Драматический |
16+ |
Павел Григорьев |
17 февраля 2011 |
2 часа |
Не за всеми студенческими актерскими курсами следит широкая аудитория. Все же учебный процесс, учебные задачи — то, что интересно прежде всего профессионалам. Но вот курс, который почти пять лет назад набрал главный режиссер БТК Руслан Кудашов, сразу стал интересен: задачи-то решали учебные, но как-то небанально, даже экстремально. Типовые «этюды о животных» — упражнение первого курса — превратились в спектакль «Человеческий детеныш», историю Маугли без единого слова, напряженное до крайнего предела пространство инстинктов. Поняв, из какого «сора» рождается личность, принялись разбираться с тем, что заставляет ее разрушаться: толпа из спектакля по роману «Мы» — жуткое зрелище. Покорив взрослую аудиторию, принялись за детскую: хулиганский получасовой «Колобок» с оригинальной постановочной идеей — набором вязаных вещиц в роли кукол — можно смело рекомендовать для первого похода детсадовца в театр и лучше с папой (чопорные мамаши могут молодежных шуток не оценить). В довольно наивных вылазках на территорию Шекспира в опусе «Шекспир-лаборатория» проявилось несколько довольно серьезных актерских индивидуальностей, в «Кафе», родившемся из упражнений третьего курса («наблюдения за людьми»), — ряд этот основательно пополнился. Дело в том, что учителя — Руслан Кудашов и Сергей Бызгу — избежали главной ошибки нынешней театральной педагогики: не дали студентам слова, пока те не научились внятно и доходчиво изъясняться жестами, телами, пока молодые люди не дозрели личностно и профессионально до осмысленного и содержательного высказывания.

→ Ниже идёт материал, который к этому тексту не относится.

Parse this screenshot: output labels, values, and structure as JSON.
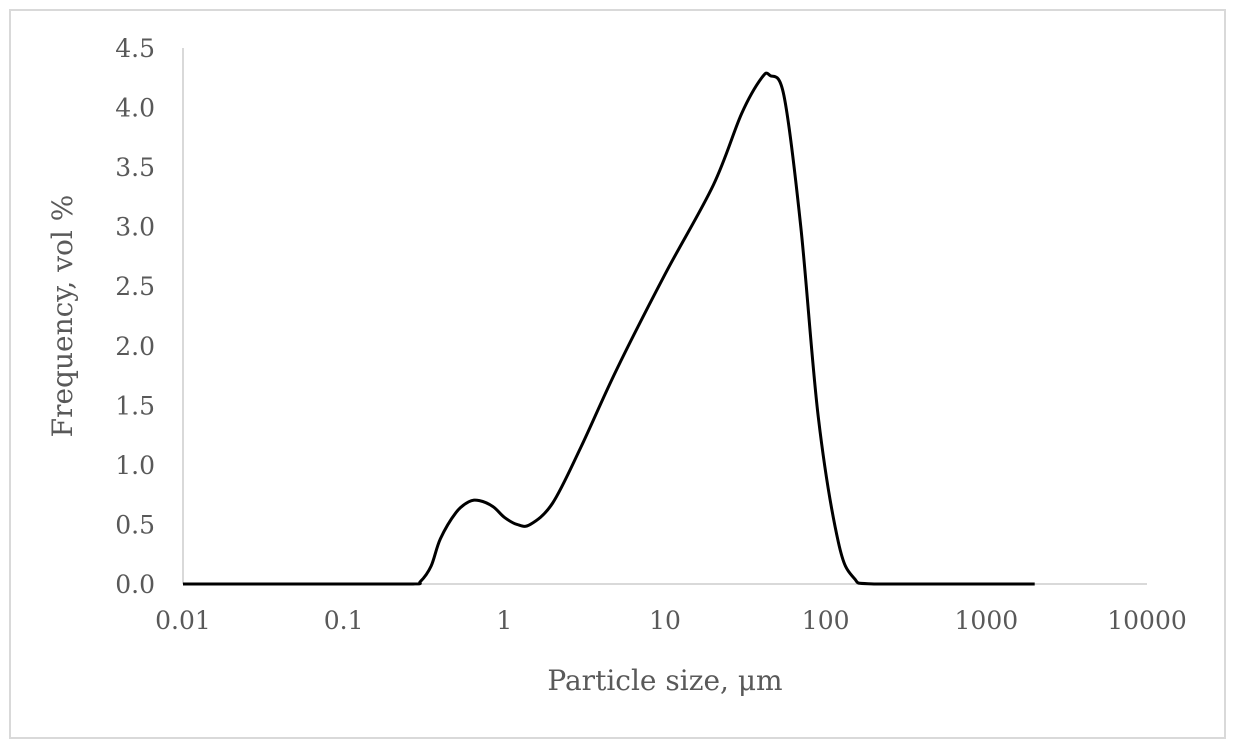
{
  "chart_data": {
    "type": "line",
    "title": "",
    "xlabel": "Particle size, μm",
    "ylabel": "Frequency, vol %",
    "x_scale": "log",
    "xlim": [
      0.01,
      10000
    ],
    "ylim": [
      0,
      4.5
    ],
    "x_ticks": [
      "0.01",
      "0.1",
      "1",
      "10",
      "100",
      "1000",
      "10000"
    ],
    "y_ticks": [
      "0.0",
      "0.5",
      "1.0",
      "1.5",
      "2.0",
      "2.5",
      "3.0",
      "3.5",
      "4.0",
      "4.5"
    ],
    "grid": false,
    "legend": "none",
    "series": [
      {
        "color": "#000000",
        "points": [
          [
            0.01,
            0.0
          ],
          [
            0.1,
            0.0
          ],
          [
            0.27,
            0.0
          ],
          [
            0.3,
            0.02
          ],
          [
            0.35,
            0.15
          ],
          [
            0.4,
            0.38
          ],
          [
            0.5,
            0.6
          ],
          [
            0.6,
            0.69
          ],
          [
            0.7,
            0.7
          ],
          [
            0.85,
            0.65
          ],
          [
            1.0,
            0.56
          ],
          [
            1.2,
            0.5
          ],
          [
            1.45,
            0.5
          ],
          [
            2.0,
            0.68
          ],
          [
            3.0,
            1.15
          ],
          [
            5.0,
            1.8
          ],
          [
            10.0,
            2.6
          ],
          [
            20.0,
            3.35
          ],
          [
            30.0,
            3.95
          ],
          [
            40.0,
            4.25
          ],
          [
            45.0,
            4.27
          ],
          [
            55.0,
            4.1
          ],
          [
            70.0,
            3.0
          ],
          [
            90.0,
            1.4
          ],
          [
            120.0,
            0.35
          ],
          [
            150.0,
            0.05
          ],
          [
            200.0,
            0.0
          ],
          [
            1000.0,
            0.0
          ],
          [
            2000.0,
            0.0
          ]
        ]
      }
    ]
  }
}
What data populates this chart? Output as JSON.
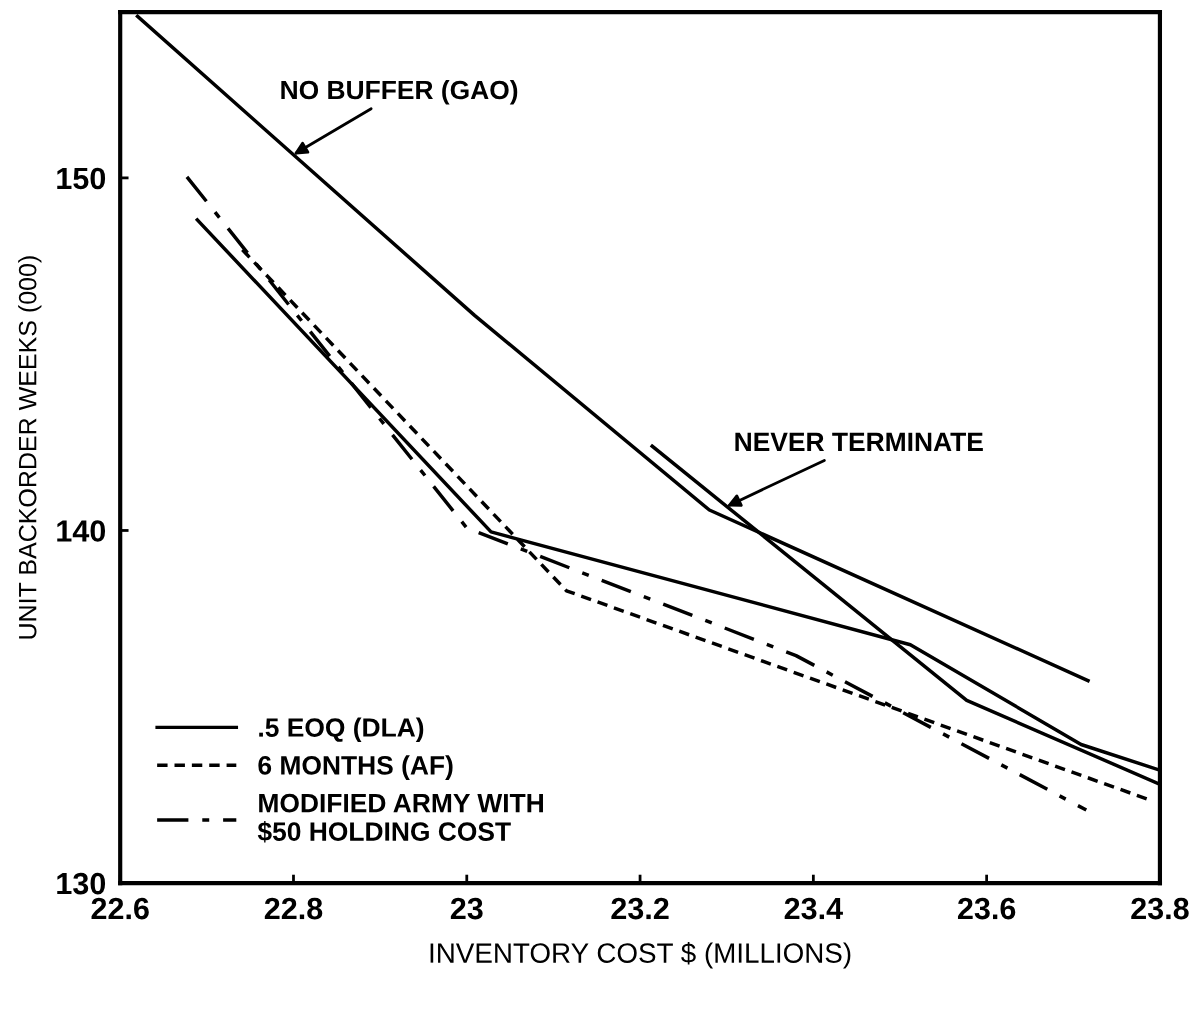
{
  "chart_data": {
    "type": "line",
    "xlabel": "INVENTORY COST $ (MILLIONS)",
    "ylabel": "UNIT BACKORDER WEEKS (000)",
    "xlim": [
      22.6,
      23.8
    ],
    "ylim": [
      130,
      154.7
    ],
    "xticks": [
      22.6,
      22.8,
      23,
      23.2,
      23.4,
      23.6,
      23.8
    ],
    "yticks": [
      130,
      140,
      150
    ],
    "grid": false,
    "legend": "bottom left",
    "marker": "none",
    "series": [
      {
        "color": "#000000",
        "line_style": "solid",
        "x": [
          22.62,
          23.009,
          23.28,
          23.717
        ],
        "values": [
          154.58,
          146.1,
          140.58,
          135.74
        ]
      },
      {
        "color": "#000000",
        "line_style": "solid",
        "x": [
          23.214,
          23.577,
          23.8
        ],
        "values": [
          142.39,
          135.18,
          132.8
        ]
      },
      {
        "name": ".5 EOQ (DLA)",
        "color": "#000000",
        "line_style": "solid",
        "x": [
          22.689,
          23.028,
          23.512,
          23.709,
          23.8
        ],
        "values": [
          148.81,
          139.96,
          136.76,
          133.93,
          133.2
        ]
      },
      {
        "name": "6 MONTHS (AF)",
        "color": "#000000",
        "line_style": "dashed",
        "x": [
          22.741,
          23.115,
          23.789
        ],
        "values": [
          147.96,
          138.29,
          132.35
        ]
      },
      {
        "name": "MODIFIED ARMY WITH\n$50 HOLDING COST",
        "color": "#000000",
        "line_style": "dashdot",
        "x": [
          22.677,
          23.0,
          23.38,
          23.715
        ],
        "values": [
          150.03,
          140.07,
          136.45,
          132.07
        ]
      }
    ],
    "annotations": [
      {
        "text": "NO BUFFER (GAO)",
        "x": 22.8,
        "y": 150.66
      },
      {
        "text": "NEVER TERMINATE",
        "x": 23.3,
        "y": 140.68
      }
    ]
  }
}
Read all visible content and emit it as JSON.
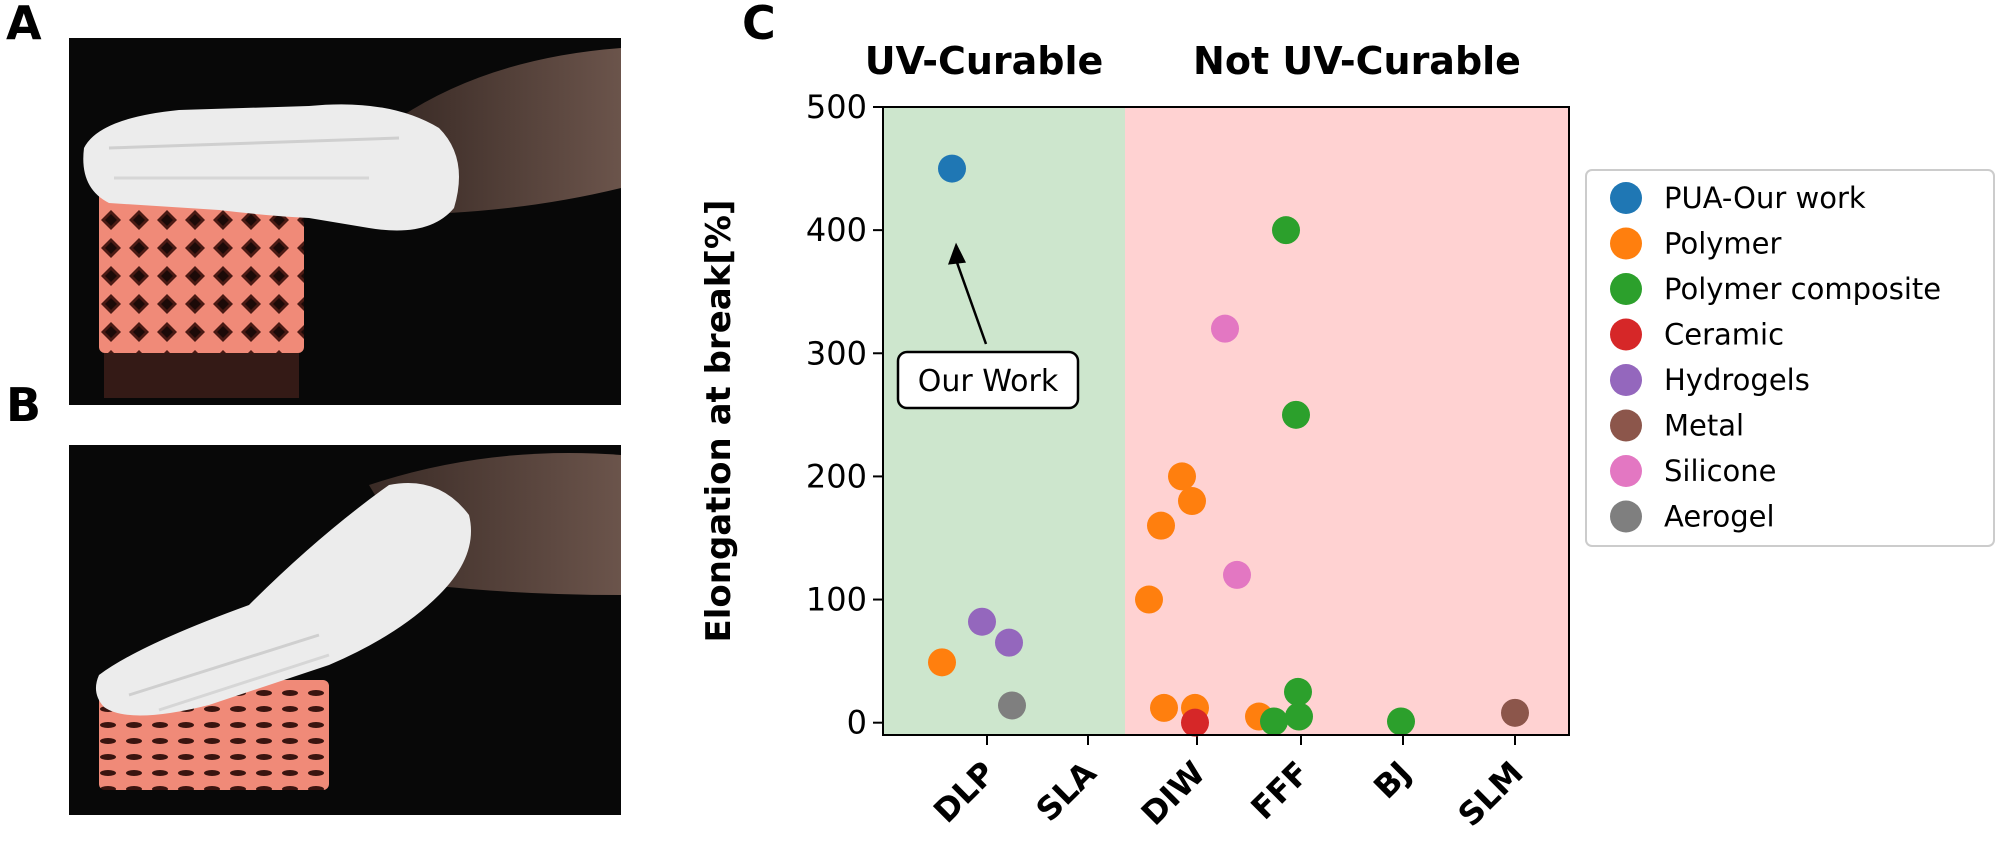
{
  "panels": {
    "a": "A",
    "b": "B",
    "c": "C"
  },
  "photos": {
    "a": {
      "description_icon": "hand-on-uncompressed-lattice-photo"
    },
    "b": {
      "description_icon": "hand-compressing-lattice-photo"
    }
  },
  "colors": {
    "uv_region": "#cde6cd",
    "not_uv_region": "#ffd2d2",
    "pua": "#1f77b4",
    "polymer": "#ff7f0e",
    "polymer_composite": "#2ca02c",
    "ceramic": "#d62728",
    "hydrogels": "#9467bd",
    "metal": "#8c564b",
    "silicone": "#e377c2",
    "aerogel": "#7f7f7f",
    "lattice": "#f08a78"
  },
  "chart_data": {
    "type": "scatter",
    "region_labels": [
      "UV-Curable",
      "Not UV-Curable"
    ],
    "ylabel": "Elongation at break[%]",
    "xlabel": "",
    "categories": [
      "DLP",
      "SLA",
      "DIW",
      "FFF",
      "BJ",
      "SLM"
    ],
    "ylim": [
      -10,
      500
    ],
    "yticks": [
      0,
      100,
      200,
      300,
      400,
      500
    ],
    "legend_position": "right",
    "annotation": {
      "text": "Our Work",
      "target": {
        "x": "DLP",
        "y": 450
      }
    },
    "series": [
      {
        "name": "PUA-Our work",
        "color_key": "pua",
        "points": [
          {
            "x": "DLP",
            "jitter": -0.35,
            "y": 450
          }
        ]
      },
      {
        "name": "Polymer",
        "color_key": "polymer",
        "points": [
          {
            "x": "DLP",
            "jitter": -0.45,
            "y": 49
          },
          {
            "x": "DIW",
            "jitter": -0.48,
            "y": 100
          },
          {
            "x": "DIW",
            "jitter": -0.36,
            "y": 160
          },
          {
            "x": "DIW",
            "jitter": -0.15,
            "y": 200
          },
          {
            "x": "DIW",
            "jitter": -0.05,
            "y": 180
          },
          {
            "x": "DIW",
            "jitter": -0.33,
            "y": 12
          },
          {
            "x": "DIW",
            "jitter": -0.02,
            "y": 12
          },
          {
            "x": "FFF",
            "jitter": -0.42,
            "y": 5
          }
        ]
      },
      {
        "name": "Polymer composite",
        "color_key": "polymer_composite",
        "points": [
          {
            "x": "FFF",
            "jitter": -0.15,
            "y": 400
          },
          {
            "x": "FFF",
            "jitter": -0.05,
            "y": 250
          },
          {
            "x": "FFF",
            "jitter": -0.03,
            "y": 25
          },
          {
            "x": "FFF",
            "jitter": -0.27,
            "y": 1
          },
          {
            "x": "FFF",
            "jitter": -0.02,
            "y": 5
          },
          {
            "x": "BJ",
            "jitter": -0.02,
            "y": 1
          }
        ]
      },
      {
        "name": "Ceramic",
        "color_key": "ceramic",
        "points": [
          {
            "x": "DIW",
            "jitter": -0.02,
            "y": 0
          }
        ]
      },
      {
        "name": "Hydrogels",
        "color_key": "hydrogels",
        "points": [
          {
            "x": "DLP",
            "jitter": -0.05,
            "y": 82
          },
          {
            "x": "DLP",
            "jitter": 0.22,
            "y": 65
          }
        ]
      },
      {
        "name": "Metal",
        "color_key": "metal",
        "points": [
          {
            "x": "SLM",
            "jitter": 0.0,
            "y": 8
          }
        ]
      },
      {
        "name": "Silicone",
        "color_key": "silicone",
        "points": [
          {
            "x": "DIW",
            "jitter": 0.28,
            "y": 320
          },
          {
            "x": "DIW",
            "jitter": 0.4,
            "y": 120
          }
        ]
      },
      {
        "name": "Aerogel",
        "color_key": "aerogel",
        "points": [
          {
            "x": "DLP",
            "jitter": 0.25,
            "y": 14
          }
        ]
      }
    ]
  }
}
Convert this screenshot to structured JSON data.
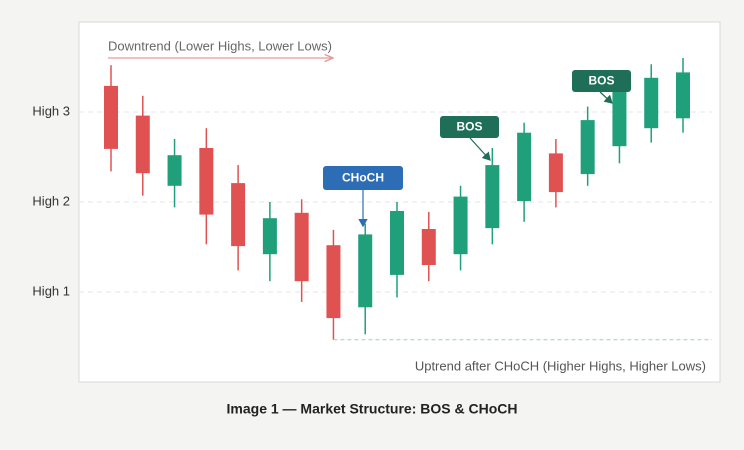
{
  "chart_data": {
    "type": "candlestick",
    "caption": "Image 1 — Market Structure: BOS & CHoCH",
    "ylim": [
      0,
      4
    ],
    "yticks": [
      {
        "value": 1,
        "label": "High 1"
      },
      {
        "value": 2,
        "label": "High 2"
      },
      {
        "value": 3,
        "label": "High 3"
      }
    ],
    "grid": true,
    "up_color": "#1fa07a",
    "down_color": "#e05252",
    "open": [
      3.29,
      2.96,
      2.18,
      2.6,
      2.21,
      1.42,
      1.88,
      1.52,
      0.83,
      1.19,
      1.7,
      1.42,
      1.71,
      2.01,
      2.54,
      2.31,
      2.62,
      2.82,
      2.93
    ],
    "high": [
      3.52,
      3.18,
      2.7,
      2.82,
      2.41,
      2.0,
      2.03,
      1.69,
      1.76,
      2.0,
      1.89,
      2.18,
      2.6,
      2.88,
      2.7,
      3.06,
      3.4,
      3.53,
      3.6
    ],
    "low": [
      2.34,
      2.07,
      1.94,
      1.53,
      1.24,
      1.12,
      0.89,
      0.47,
      0.53,
      0.94,
      1.12,
      1.24,
      1.53,
      1.78,
      1.94,
      2.18,
      2.43,
      2.66,
      2.77
    ],
    "close": [
      2.59,
      2.32,
      2.52,
      1.86,
      1.51,
      1.82,
      1.12,
      0.71,
      1.64,
      1.9,
      1.3,
      2.06,
      2.41,
      2.77,
      2.11,
      2.91,
      3.24,
      3.38,
      3.44
    ],
    "annotations": {
      "downtrend": "Downtrend (Lower Highs, Lower Lows)",
      "choch": "CHoCH",
      "bos": [
        "BOS",
        "BOS"
      ],
      "uptrend": "Uptrend after CHoCH (Higher Highs, Higher Lows)"
    }
  }
}
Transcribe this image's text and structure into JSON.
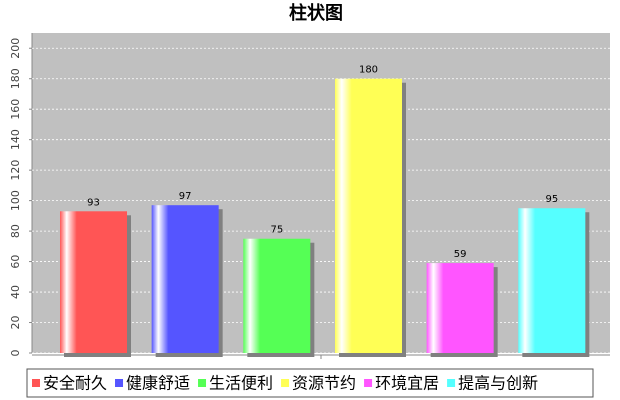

Им и оказался спектакль по текстам Александра Башлачева, одного из самых ярких представителей неистовой и самобытной подпольной рок-культуры 80-х. Спектакль идет в черной комнате под крышей театра (условно называемой Малой сценой), но от формата квартирника — уютной, объединяющей всех собравшихся акции — артисты сознательно уходят. Как уходят и от надрывной манеры, превращавшей каждую песню Башлачева в реквием. Перекричать Башлачева они не пытаются, а по одному, реже по трое и лишь в зачине и финале — всем скопом несут его тексты, как драгоценную ношу: поначалу просто, под негромкий аккомпанемент гитары и фортепиано, вчитываясь в слова и рифмы, но постепенно погружаясь в них с головой — в буквальном смысле, следуя за убийственной для здравого смысла башлачевской логикой, да так отважно, что за них становится страшно, как за рыбаков, отправляющихся покорять стихию на утлой лодчонке. И тут выясняется, что лодчонка-то — не утлая, что профессиональных навыков достаточно, чтобы выплыть из того морока, где горлом идет любовь, где от мучительно-противоречивых мыслей трещит купол лба. Чтобы воскресить не недооцененного страдальца-самоубийцу, а большого русского поэта Александра Башлачева и прочертить четкую линию от его трагических баллад и душераздирающих лирических поэм к есенинскому веселью от отчаяния, к шукшинским сердобольным бабам и его же мужикам с разбитой рожей и хоть сейчас готовой к распятию душой.